Biden has a firm lead in national polls, and narrower leads in many
battleground states like Florida that typically decide the winner of
US presidential elections.

But Democrats are not about to forget the stunning upset Trump
pulled off in 2016 when he defeated Hillary Clinton, and Biden worked
to chip away at Trump supporters Saturday.

“I understand why some people voted for Donald Trump, they believe
they weren’t seen, or being respected or heard… I get it. But then
he got elected, he immediately forgot the Forgotten Man,” he said at a
second rally in Dallas, Pennsylvania.

“You know, you’ll be seen and you’re heard and respected by me…
if elected president, there’ll be no red states or blue states, only
the United States,” he said.

Trump’s current grueling travels aim to repeat his 2016 feat.

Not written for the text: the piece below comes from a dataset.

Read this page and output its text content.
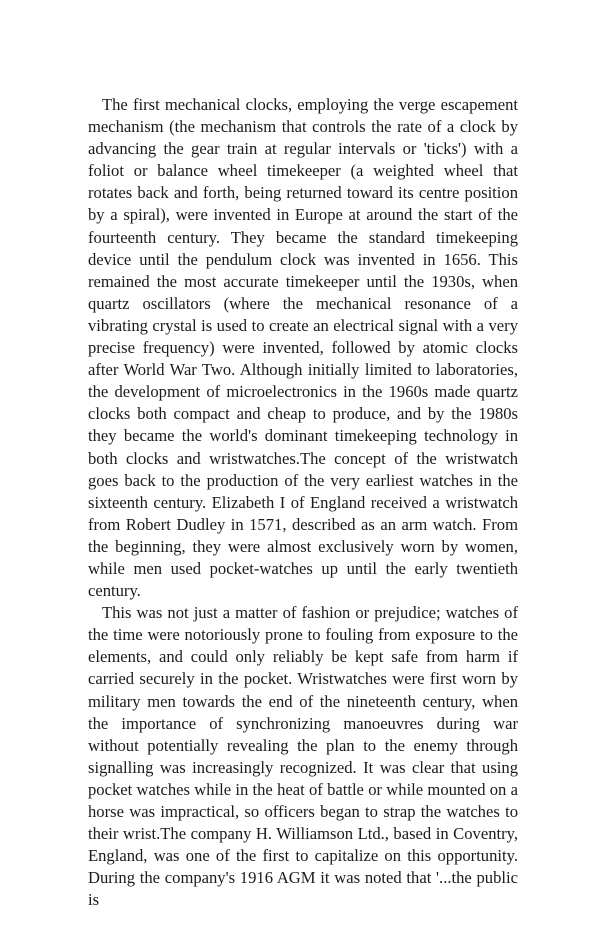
The first mechanical clocks, employing the verge escapement mechanism (the mechanism that controls the rate of a clock by advancing the gear train at regular intervals or 'ticks') with a foliot or balance wheel timekeeper (a weighted wheel that rotates back and forth, being returned toward its centre position by a spiral), were invented in Europe at around the start of the fourteenth century. They became the standard timekeeping device until the pendulum clock was invented in 1656. This remained the most accurate timekeeper until the 1930s, when quartz oscillators (where the mechanical resonance of a vibrating crystal is used to create an electrical signal with a very precise frequency) were invented, followed by atomic clocks after World War Two. Although initially limited to laboratories, the development of microelectronics in the 1960s made quartz clocks both compact and cheap to produce, and by the 1980s they became the world's dominant timekeeping technology in both clocks and wristwatches.The concept of the wristwatch goes back to the production of the very earliest watches in the sixteenth century. Elizabeth I of England received a wristwatch from Robert Dudley in 1571, described as an arm watch. From the beginning, they were almost exclusively worn by women, while men used pocket-watches up until the early twentieth century.

This was not just a matter of fashion or prejudice; watches of the time were notoriously prone to fouling from exposure to the elements, and could only reliably be kept safe from harm if carried securely in the pocket. Wristwatches were first worn by military men towards the end of the nineteenth century, when the importance of synchronizing manoeuvres during war without potentially revealing the plan to the enemy through signalling was increasingly recognized. It was clear that using pocket watches while in the heat of battle or while mounted on a horse was impractical, so officers began to strap the watches to their wrist.The company H. Williamson Ltd., based in Coventry, England, was one of the first to capitalize on this opportunity. During the company's 1916 AGM it was noted that '...the public is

Earlier Saturday, Trump cast his own vote at a public library in
Florida, telling reporters with a smile: “I voted for a guy named
Trump.”

He thus became one of nearly 55 million Americans to cast early
ballots in a year when the coronavirus has made in-person voting
problematic.

Campaigning at a frenetic pace, Trump then hop-scotched from North
Carolina to Ohio, and later to Wisconsin, where he doubled down on his
optimism, repeating claims that the country is “rounding the turn” of
the pandemic.

Referring to earlier comments by Biden warning of a “dark winter”
with Covid-19, Trump said he thought his rival was “very dark.”

“They say you sound too optimistic,” he added of himself. “That’s
right, because I love this country. We’re optimists… Our country
next year will be greater than ever before.”